Travailler sur le nouveau dossier qui m'emballe. Écouter avec Lui l'enregistrement de sa séance annuelle de consultation avec son astrologue. Il paraît que je sortirai victorieuse de mes ennuis en santé. Même mon horoscope quotidien me prédit une phase ascendante. Tant mieux, tant mieux.

Aller à ce souper avec les anciens acolytes vietnamiens, moins amis que connaissances. J'y avais fait bonne figure mais j'avais trop mangé. Cette gloutonnerie dénote que je n'avais que les gestes de porter de la nourriture à ma bouche comme occupation puisque je n'étais pas tout à fait à mon aise. Ce qui m'a coûté le mal de bloc du lendemain.

Ma mère fait des siennes. Je n'en peux plus de l'entendre. Ce n'est pas sa faute mais celle de sa maladie qui avance. Une soeur en vacances, une autre en escapade de fin de semaine, déjà je me sens démunie. Face à l'avancée implacable d'une démence, on est démuni à moins.

J'ai fini de monter le dossier aujourd'hui. Ce qui m'a pris presque toute la journée. La Relève est partie à Boston avec des copains pour deux jours. Dans un mois et demi, il partira en Europe pour trois semaines. Je suis contente pour lui mais redoute le travail à faire sans lui.

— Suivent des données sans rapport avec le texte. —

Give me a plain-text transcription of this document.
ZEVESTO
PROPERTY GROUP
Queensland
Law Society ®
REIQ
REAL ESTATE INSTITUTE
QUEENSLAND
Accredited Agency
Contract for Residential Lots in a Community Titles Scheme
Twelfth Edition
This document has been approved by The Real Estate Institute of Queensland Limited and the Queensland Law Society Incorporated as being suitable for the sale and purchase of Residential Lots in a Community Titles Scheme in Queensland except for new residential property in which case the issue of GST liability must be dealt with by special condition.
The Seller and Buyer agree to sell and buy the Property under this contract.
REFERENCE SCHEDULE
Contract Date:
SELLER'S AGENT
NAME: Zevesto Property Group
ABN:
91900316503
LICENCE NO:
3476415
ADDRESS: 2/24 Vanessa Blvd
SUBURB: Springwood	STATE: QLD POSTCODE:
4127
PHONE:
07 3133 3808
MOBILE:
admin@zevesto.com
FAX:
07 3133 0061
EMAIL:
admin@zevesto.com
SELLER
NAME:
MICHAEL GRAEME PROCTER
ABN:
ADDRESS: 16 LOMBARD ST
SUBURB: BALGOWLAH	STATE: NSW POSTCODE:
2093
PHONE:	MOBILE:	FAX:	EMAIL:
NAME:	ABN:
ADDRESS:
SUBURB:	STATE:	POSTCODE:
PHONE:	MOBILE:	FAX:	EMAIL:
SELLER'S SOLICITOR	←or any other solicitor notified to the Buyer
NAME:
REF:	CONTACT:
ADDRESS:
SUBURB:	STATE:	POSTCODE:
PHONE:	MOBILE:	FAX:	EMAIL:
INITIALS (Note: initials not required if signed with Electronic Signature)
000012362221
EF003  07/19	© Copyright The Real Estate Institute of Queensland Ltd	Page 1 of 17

De la tenue de livres qui m'attend. Un souper à concocter dans deux jours pour la venue de la belle-famille de fifille. L'urologue à rencontrer ce même matin. S'il ne me charcutera pas tout de suite, je cuisinerai. S'il officiera, je commande des sushis, voilà tout. Lui s'inquiétant pour le souper l'accuse déjà d'être responsable de ma dernière migraine. Mais non, d'abord ce n'est pas une migraine mais un mal de tête. Comment expliquer la différence à celui qui ne l'a pas. Il en est de même pour tout: la différence d'être dans les souliers d'une situation ou d'être juste à côté. Compassion, sympathie ou empathie.